“The fear of the Lord is the beginning of knowledge;
fools despise wisdom and discipline.”
Content in Christ
Two years ago, I celebrated my 40th trip around the sun. For decades I had dreaded the day I’d blow out more than 39 candles on my birthday cake. But when I actually hit the milestone of middle age, I felt gratitude instead of regret. Gratitude for all God taught me when I bowed my heart at His throne, ripe for filling and shaping.
You see, I didn’t always seek God first, even though I’ve known Him since childhood. Often, I foolishly relied on my surroundings for knowledge, which always ending with me wanting instead of knowing.
When focused on the stuff of earth discontentment festered. I always felt I needed more.

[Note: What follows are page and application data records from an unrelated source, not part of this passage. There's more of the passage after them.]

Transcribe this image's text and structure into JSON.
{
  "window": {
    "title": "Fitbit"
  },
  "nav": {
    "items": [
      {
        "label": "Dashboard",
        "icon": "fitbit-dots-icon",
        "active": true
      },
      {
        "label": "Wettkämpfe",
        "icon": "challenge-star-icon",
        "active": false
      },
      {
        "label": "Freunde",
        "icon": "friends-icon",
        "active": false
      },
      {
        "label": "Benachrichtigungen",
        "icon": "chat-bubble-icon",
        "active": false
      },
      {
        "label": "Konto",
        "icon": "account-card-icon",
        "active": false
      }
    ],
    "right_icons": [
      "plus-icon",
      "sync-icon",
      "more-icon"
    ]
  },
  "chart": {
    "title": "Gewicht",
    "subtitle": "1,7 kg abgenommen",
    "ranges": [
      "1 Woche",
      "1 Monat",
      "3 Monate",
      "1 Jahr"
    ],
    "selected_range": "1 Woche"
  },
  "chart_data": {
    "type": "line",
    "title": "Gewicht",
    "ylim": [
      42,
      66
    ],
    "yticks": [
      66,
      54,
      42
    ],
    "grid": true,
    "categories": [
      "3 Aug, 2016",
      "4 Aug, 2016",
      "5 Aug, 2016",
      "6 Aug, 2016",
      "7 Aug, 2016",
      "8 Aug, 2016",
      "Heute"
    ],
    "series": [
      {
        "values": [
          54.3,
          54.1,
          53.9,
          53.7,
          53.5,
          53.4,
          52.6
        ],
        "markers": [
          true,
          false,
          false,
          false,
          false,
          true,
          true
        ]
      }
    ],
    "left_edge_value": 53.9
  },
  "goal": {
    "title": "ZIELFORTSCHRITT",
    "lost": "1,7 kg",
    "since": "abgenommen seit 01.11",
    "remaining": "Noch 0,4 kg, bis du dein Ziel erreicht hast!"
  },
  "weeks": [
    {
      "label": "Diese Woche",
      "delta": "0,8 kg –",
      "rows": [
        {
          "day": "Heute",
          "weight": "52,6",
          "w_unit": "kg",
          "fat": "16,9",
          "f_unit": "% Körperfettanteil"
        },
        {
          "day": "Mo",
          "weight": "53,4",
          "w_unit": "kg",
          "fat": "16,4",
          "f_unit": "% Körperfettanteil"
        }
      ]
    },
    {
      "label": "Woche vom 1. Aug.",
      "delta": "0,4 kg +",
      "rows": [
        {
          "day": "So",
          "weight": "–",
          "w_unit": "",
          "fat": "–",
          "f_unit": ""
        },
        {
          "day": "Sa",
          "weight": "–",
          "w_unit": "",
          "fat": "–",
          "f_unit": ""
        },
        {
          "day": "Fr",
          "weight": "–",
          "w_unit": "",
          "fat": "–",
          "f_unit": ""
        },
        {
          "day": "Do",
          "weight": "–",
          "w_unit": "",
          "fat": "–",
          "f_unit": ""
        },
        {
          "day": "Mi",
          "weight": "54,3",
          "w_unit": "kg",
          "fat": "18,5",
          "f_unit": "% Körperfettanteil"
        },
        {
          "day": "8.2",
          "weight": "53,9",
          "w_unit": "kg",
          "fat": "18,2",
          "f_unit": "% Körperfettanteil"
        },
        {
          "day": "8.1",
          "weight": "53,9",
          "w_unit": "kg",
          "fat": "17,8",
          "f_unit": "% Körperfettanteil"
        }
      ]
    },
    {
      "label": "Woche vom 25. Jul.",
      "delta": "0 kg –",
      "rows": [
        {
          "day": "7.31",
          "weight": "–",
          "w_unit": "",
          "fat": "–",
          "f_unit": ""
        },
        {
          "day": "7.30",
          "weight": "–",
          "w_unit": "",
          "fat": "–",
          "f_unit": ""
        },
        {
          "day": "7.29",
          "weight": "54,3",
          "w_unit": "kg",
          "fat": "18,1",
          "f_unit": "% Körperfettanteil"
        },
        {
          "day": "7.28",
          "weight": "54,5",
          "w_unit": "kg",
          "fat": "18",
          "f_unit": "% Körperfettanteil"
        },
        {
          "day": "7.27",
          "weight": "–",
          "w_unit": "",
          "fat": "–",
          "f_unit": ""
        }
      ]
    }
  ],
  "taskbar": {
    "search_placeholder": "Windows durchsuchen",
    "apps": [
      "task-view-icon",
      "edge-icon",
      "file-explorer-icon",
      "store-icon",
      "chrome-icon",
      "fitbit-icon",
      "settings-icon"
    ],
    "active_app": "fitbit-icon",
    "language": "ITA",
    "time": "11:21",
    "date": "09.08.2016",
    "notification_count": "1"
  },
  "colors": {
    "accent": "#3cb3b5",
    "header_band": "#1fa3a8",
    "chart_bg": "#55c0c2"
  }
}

I loved my family, but often walked into our small apartment disgruntled. I wanted a house. A large house adorned with beautiful new furniture and no hand-me-downs. I also tired of counting pennies at the grocery store and dreamed that one day I would fill my kitchen with fine wines, cheeses, and gourmet ingredients. Only the best.
My wants multiplied daily and in my ignorance, I deemed each one justified. For example, I rationalized that a large home with fine foods would enable me to demonstrate hospitality toward others. But when I sat in awe of my Savior instead of the bounty in His creation, I realized that more joy comes from less.
Less stuff. Less drama. Less schedule management. Less worrying about whether or not I measure up to the standards of others. Less time spent agonizing over how others (ahem) *make* me feel. Less of trying to have the perfect life. Less conforming. Less wanting. Less of me.
I want less of anything that does not begin from knowing God and wanting what He wants for me.
I want less of this world, of my own silly, fickle heart so that I can brim with Jesus.
How have you learned to be content in Christ?